Committee Authorities and Responsibilities
In furtherance of this purpose, the Committee shall have the following authority and responsibilities:
- Director Nominations and Committee Appointments:
- To lead the search for individuals qualified to become members of the Board of Directors and to select nominees for election by the shareholders at the annual meeting or at special meetings of shareholders called for that purpose. The Committee shall select individuals as director nominees who shall have the highest personal and professional integrity, who shall have demonstrated exceptional ability and judgment and who shall be most effective, in conjunction with the other directors, in collectively serving the long-term interests of the shareholders.
- To review the committee structure of the Board of Directors and to recommend to the Board the directors to serve as members of each committee. The Committee shall review and recommend committee membership annually and shall recommend additional committee members to fill vacancies as needed.
- To develop and recommend to the Board of Directors an annual self-evaluation process of the Board and its committees. The Committee shall oversee the annual self-evaluations and present its findings and any recommendations to the full Board.
- To review on an annual basis director compensation and benefits.
- When vacancies occur on the Board of Directors or otherwise at the direction of the Board, the Committee shall actively seek individuals whom the Committee determines to meet the criteria and standards for election to the Board.
The Committee shall have the authority to delegate any of its responsibilities to subcommittees of its members as the full Committee may deem appropriate in its sole discretion.
The Committee shall have the authority to retain any search firm engaged to assist in identifying director candidates, and to retain outside counsel and any other advisors as the Committee may deem appropriate in its sole discretion. The Committee shall have sole authority to approve related fees and terms of any such engagement.

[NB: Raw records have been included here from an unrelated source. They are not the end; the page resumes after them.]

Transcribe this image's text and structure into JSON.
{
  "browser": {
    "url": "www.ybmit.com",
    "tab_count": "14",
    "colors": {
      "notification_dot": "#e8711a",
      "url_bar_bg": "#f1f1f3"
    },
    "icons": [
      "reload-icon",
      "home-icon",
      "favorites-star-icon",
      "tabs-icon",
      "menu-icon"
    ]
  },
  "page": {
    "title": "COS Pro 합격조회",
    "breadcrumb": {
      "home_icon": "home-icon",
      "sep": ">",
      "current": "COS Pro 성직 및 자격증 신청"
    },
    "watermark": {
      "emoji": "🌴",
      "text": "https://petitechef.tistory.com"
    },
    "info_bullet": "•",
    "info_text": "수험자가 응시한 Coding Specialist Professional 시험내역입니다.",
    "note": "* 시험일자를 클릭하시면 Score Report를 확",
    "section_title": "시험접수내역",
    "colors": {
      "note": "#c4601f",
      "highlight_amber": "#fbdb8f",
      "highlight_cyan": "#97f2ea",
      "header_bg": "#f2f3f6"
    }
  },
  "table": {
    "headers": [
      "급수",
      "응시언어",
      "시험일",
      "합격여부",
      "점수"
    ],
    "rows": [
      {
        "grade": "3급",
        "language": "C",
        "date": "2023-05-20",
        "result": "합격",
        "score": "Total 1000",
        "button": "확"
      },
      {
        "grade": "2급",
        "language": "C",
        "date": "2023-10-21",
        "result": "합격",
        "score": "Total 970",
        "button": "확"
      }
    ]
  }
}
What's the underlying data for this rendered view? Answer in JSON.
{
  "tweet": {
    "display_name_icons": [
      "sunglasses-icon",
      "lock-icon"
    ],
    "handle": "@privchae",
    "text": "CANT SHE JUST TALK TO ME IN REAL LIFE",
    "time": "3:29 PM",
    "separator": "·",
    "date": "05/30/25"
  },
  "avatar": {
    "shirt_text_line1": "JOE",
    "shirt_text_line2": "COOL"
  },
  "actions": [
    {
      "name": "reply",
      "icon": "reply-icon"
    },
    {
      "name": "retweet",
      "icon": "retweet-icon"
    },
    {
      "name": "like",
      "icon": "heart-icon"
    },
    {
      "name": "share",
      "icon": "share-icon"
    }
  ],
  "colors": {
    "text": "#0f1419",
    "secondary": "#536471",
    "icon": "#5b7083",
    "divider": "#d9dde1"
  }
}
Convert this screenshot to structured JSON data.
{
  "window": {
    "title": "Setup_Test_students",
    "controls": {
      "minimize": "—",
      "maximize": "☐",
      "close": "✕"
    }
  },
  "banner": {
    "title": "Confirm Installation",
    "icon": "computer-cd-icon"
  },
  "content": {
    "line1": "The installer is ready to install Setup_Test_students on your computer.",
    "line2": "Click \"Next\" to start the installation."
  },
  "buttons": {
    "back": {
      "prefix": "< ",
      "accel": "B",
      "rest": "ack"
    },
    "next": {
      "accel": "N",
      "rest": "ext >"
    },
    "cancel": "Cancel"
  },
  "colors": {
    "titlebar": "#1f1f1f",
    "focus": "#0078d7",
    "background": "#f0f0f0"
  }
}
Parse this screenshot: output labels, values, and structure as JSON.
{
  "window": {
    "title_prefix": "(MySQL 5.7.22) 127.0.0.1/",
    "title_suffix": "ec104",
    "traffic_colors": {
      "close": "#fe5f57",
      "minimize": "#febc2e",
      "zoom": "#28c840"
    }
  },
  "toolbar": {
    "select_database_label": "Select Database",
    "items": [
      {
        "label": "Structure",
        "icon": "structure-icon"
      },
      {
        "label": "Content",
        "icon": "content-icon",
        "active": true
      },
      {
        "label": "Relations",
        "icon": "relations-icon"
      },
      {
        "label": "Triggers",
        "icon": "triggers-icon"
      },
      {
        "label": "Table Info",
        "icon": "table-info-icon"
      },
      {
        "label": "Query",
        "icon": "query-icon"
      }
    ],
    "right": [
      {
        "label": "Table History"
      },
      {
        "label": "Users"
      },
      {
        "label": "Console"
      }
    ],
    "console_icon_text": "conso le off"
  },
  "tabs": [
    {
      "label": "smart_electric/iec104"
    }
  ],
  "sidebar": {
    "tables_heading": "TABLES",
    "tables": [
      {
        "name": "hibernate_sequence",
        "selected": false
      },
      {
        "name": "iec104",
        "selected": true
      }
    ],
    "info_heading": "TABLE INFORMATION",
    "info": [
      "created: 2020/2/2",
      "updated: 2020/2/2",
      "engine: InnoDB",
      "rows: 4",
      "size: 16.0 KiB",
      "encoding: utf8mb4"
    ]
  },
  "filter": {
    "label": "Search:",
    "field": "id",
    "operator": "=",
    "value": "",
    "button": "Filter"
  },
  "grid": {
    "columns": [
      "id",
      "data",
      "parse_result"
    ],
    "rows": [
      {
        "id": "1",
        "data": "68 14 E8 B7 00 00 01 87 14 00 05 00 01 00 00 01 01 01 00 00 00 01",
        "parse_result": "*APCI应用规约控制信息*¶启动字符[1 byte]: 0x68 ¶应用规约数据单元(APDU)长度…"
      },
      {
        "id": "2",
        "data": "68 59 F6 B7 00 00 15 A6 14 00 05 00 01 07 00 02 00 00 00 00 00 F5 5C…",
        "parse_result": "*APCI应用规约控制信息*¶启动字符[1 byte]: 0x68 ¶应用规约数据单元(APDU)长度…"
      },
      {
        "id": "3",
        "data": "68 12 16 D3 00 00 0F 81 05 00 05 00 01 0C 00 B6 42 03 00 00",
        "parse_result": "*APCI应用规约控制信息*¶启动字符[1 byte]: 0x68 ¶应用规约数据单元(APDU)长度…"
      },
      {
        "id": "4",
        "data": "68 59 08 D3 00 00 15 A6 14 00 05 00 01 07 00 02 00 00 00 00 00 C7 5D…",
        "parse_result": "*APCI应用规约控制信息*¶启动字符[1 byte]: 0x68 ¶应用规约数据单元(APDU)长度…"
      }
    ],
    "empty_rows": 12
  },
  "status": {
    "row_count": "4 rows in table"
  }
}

The Committee shall report its actions and recommendations to the Board after each Committee meeting. The Committee shall review at least annually the adequacy of this charter and recommend any proposed changes to the Board for approval.
Reliance on Information
The Committee and each of its members in his or her capacities as such, shall be entitled to rely, in good faith, on information, opinions, reports or statements, or other information prepared or presented to them by (i) officers and other employees of the company, whom such member believes to be reliable and competent in the matters presented, or (ii) counsel, public accountants or other advisors as to matters which the member believes to be within the professional competence of such person.